Even though times around the Thomas household were hard, Ola never gave up; she kept trudging along day by day. With the help of her father and some uncles, Ola finally got a home of her own in 1966. The original building was a two story house located in Sylvania, that was torn down, and the material was carried to the Blake Community where a small one-story house was built for Ola and her children.
“We liked this place because it had a stream of good, cold water nearby. We had to go down just a little bank to get to it, but it wasn’t far,” Ola recalled. Ola still lives in that same house today. It has had some remodeling over the years, but the original integrity of the homestead remains. Aluminum windows with nice screens now sit in the window openings that can be raised to allow a cool spring breeze to drift in on a hot day. A wheelchair ramp has been added to accommodate Ola’s current mode of travel, and a bathroom and running water were added in November 2018.

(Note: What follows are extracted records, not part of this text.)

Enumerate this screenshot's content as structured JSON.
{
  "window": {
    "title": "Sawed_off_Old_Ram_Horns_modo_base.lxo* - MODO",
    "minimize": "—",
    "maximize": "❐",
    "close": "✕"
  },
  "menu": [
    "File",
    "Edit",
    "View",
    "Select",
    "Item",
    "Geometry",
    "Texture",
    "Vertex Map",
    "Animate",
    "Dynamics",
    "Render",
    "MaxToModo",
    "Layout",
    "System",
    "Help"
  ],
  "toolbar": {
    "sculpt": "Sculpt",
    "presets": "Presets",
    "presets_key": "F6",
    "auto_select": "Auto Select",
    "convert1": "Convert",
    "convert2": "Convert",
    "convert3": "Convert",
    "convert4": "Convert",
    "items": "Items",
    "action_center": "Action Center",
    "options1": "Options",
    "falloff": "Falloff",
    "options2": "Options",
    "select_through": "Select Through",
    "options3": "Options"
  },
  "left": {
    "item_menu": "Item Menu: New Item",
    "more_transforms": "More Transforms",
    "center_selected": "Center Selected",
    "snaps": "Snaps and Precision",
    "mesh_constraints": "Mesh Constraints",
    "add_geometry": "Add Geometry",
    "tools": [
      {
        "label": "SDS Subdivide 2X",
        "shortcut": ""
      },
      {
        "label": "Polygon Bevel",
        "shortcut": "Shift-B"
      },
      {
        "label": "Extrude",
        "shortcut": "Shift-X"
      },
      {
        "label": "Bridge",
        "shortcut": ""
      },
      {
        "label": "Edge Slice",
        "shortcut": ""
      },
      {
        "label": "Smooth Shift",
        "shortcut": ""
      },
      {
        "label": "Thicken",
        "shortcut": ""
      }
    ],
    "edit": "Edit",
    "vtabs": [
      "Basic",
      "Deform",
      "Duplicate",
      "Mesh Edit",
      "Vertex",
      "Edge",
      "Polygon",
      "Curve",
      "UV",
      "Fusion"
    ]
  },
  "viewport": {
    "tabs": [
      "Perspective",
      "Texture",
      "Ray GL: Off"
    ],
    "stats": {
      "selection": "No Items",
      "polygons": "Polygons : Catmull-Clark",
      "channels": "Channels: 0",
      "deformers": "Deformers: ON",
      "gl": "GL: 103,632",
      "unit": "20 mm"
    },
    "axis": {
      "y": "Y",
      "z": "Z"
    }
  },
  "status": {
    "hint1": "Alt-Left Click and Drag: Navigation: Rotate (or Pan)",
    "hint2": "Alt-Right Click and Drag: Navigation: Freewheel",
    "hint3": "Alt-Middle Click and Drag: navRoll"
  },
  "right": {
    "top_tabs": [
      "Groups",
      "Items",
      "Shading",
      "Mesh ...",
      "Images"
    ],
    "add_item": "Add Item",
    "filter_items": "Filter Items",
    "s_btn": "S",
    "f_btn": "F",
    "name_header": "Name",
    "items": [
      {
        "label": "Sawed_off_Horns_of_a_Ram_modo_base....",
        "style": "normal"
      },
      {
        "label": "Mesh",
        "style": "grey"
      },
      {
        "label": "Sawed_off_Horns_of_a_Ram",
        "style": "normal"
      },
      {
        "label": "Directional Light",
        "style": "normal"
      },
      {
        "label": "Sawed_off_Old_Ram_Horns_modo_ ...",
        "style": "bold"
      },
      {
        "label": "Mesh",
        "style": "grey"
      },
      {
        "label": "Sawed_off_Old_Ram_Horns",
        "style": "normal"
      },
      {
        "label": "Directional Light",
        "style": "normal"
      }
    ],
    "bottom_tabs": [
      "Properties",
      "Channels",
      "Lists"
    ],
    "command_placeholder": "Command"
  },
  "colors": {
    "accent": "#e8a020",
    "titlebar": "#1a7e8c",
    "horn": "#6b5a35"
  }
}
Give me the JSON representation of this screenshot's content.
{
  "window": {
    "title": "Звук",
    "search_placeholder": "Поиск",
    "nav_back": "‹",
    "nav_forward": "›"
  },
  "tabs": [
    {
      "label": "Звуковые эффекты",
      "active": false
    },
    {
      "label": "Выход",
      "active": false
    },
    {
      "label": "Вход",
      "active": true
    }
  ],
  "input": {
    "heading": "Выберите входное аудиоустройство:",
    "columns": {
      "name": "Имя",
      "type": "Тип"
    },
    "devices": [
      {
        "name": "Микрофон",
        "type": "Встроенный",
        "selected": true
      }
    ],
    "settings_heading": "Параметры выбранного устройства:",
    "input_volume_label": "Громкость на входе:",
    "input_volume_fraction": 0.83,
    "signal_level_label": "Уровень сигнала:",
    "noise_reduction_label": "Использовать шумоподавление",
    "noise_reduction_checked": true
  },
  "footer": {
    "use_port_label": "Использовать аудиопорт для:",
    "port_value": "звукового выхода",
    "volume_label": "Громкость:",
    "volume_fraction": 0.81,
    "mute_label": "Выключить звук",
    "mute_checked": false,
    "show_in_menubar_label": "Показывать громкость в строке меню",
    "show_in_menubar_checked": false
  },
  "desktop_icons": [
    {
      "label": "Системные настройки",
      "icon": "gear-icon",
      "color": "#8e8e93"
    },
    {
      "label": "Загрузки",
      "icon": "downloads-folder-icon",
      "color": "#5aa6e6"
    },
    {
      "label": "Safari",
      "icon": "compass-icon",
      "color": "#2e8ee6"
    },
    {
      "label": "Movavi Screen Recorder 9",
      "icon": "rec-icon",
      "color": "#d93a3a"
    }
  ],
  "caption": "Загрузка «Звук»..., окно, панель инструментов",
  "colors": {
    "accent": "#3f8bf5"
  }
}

Ola’s prize positions are the thunder eggs that she dug from the ground in Oregon, using a pick. “You have to be real careful using a pick on that hard ground ‘cause it might come back on you and hurt you really bad,” Ola said. (According to Wikipedia, a thunderegg is a nodule-like rock, similar to a filled geode that is formed with volcanic ash layers. They are rough spheres, typically about the size of a baseball, with centers of chalcedony, agate, jasper, opal, quartz or gypsum crystals, as well as various other mineral growths.)
Ola has outlived her parents, all of her siblings, two of her children, and several grandchildren. From the love she once shared with Troy Thomas, she gained six children, 23 grandchildren, 37 great-grandchildren, as well as 24 great great grandchildren and counting.
Although Ola’s actual 98th birthday took place on January 14, her family will be giving her a 98th Birthday Bash on Saturday, May 11 at the Blake Community Center located at 4645 County Road 505, Fort Payne, from noon – 4:00 pm. They invite everyone to come out and help them celebrate her 98 years of life. Please bring a covered dish or dessert and a 2-liter drink. The family is requesting no gifts, but rather a birthday card, as reading is one of Ola’s favorite past-times. “I read anything I can get my hands on,” she said.